I think one of the issues here is that for a game which is an absolute GPU hog, there isn't much on-screen impressive enough to justify the frankly-ridiculous performance demands. It comes off as either sloppy optimization or just another attempt to sell graphics cards.
Developers used to have to pull tricks like only texturing the visible sides of objects and environments, and now they feel they can just melt your PC for no good reason. I really don't care if the visual fidelity of some tiny environmental object has increased 400%, I'd rather the game actually runs well. |
I'm honestly surprised to see so many people here okay with what's been thrown out of the gate. Company of Heroes 3 is trash right now, the lustre of newness will fade quite quickly, although I do have to say I didn't expect them to be touching balance quite so soon so hats off to that.
Yes, Company of Heroes 2 was also bad at launch. That being said, we were also dealing with an entirely different situation where Relic was dealing with the fallout from a publisher changeup and was clearly given a lot of leeway. Dawn of War 3 proved that SEGA is more than willing to pull the plug if things get dicey.
Age of Empires IV is something of an outlier in that most of the post-launch support is on Microsoft's strategy divisions, and I get the impression that Relic is only tangentially involved there anymore.
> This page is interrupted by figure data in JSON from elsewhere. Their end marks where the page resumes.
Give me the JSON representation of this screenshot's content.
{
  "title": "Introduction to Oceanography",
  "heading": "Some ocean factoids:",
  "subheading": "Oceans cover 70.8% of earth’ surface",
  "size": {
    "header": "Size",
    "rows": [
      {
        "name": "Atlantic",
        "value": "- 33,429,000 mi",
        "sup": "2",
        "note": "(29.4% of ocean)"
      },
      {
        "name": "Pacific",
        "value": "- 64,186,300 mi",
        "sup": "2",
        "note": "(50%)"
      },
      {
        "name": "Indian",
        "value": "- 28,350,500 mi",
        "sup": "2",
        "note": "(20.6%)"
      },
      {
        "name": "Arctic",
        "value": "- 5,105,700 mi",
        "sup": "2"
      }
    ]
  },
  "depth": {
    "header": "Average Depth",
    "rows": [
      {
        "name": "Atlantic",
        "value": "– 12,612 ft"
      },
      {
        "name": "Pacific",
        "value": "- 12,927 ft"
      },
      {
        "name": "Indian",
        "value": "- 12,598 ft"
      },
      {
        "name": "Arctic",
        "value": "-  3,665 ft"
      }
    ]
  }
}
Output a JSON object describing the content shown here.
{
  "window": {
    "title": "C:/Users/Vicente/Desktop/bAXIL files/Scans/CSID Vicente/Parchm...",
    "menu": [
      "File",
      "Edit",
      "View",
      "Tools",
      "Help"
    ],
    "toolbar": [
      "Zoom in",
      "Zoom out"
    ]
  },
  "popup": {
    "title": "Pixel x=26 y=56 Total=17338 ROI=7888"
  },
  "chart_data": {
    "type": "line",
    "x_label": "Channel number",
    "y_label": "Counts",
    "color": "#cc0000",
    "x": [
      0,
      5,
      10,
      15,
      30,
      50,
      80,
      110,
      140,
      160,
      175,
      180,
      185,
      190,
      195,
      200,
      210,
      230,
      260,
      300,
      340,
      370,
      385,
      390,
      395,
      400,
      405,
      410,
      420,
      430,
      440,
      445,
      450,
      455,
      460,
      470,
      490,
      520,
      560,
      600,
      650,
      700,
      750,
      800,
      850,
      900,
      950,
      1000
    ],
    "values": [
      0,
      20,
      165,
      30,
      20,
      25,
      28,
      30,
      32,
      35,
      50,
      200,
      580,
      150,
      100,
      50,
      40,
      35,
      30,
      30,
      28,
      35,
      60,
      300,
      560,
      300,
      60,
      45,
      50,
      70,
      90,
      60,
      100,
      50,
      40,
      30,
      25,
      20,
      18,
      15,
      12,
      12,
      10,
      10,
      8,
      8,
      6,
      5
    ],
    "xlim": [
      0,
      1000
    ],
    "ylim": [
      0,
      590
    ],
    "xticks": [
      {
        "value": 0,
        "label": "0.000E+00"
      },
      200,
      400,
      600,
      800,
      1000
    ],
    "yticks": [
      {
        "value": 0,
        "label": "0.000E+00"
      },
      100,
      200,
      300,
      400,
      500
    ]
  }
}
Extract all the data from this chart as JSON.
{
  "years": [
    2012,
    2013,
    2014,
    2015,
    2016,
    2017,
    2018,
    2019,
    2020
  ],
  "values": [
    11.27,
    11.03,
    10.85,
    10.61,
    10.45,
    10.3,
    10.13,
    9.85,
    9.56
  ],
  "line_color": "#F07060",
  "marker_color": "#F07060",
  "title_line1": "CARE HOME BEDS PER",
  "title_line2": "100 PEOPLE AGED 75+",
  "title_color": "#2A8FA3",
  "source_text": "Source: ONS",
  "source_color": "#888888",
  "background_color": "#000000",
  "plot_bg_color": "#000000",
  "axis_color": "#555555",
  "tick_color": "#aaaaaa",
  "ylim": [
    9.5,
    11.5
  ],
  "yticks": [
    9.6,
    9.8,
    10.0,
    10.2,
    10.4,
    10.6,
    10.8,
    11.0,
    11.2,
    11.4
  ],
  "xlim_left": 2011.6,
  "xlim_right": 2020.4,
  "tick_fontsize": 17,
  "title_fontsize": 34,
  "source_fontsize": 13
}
We're dealing with a studio that has rapidly ballooned in size but is staffed by almost none of the people who made the games which made the studio what it is, and this launch has proved that the learning curve is apparently brutal. It's anyone's guess as to how it all turns out in the end, but the absolute fumble that is the singleplayer campaign's current state and the public beating the game is currently taking may cause irreparable harm that the studio may not get the resources to fix. In the end it looks like Relic might be going the way of BioWare - either way it's not the company that makes the games I like anymore, and if they end up burning for it I'm going to sit on the sidelines with my popcorn in hand.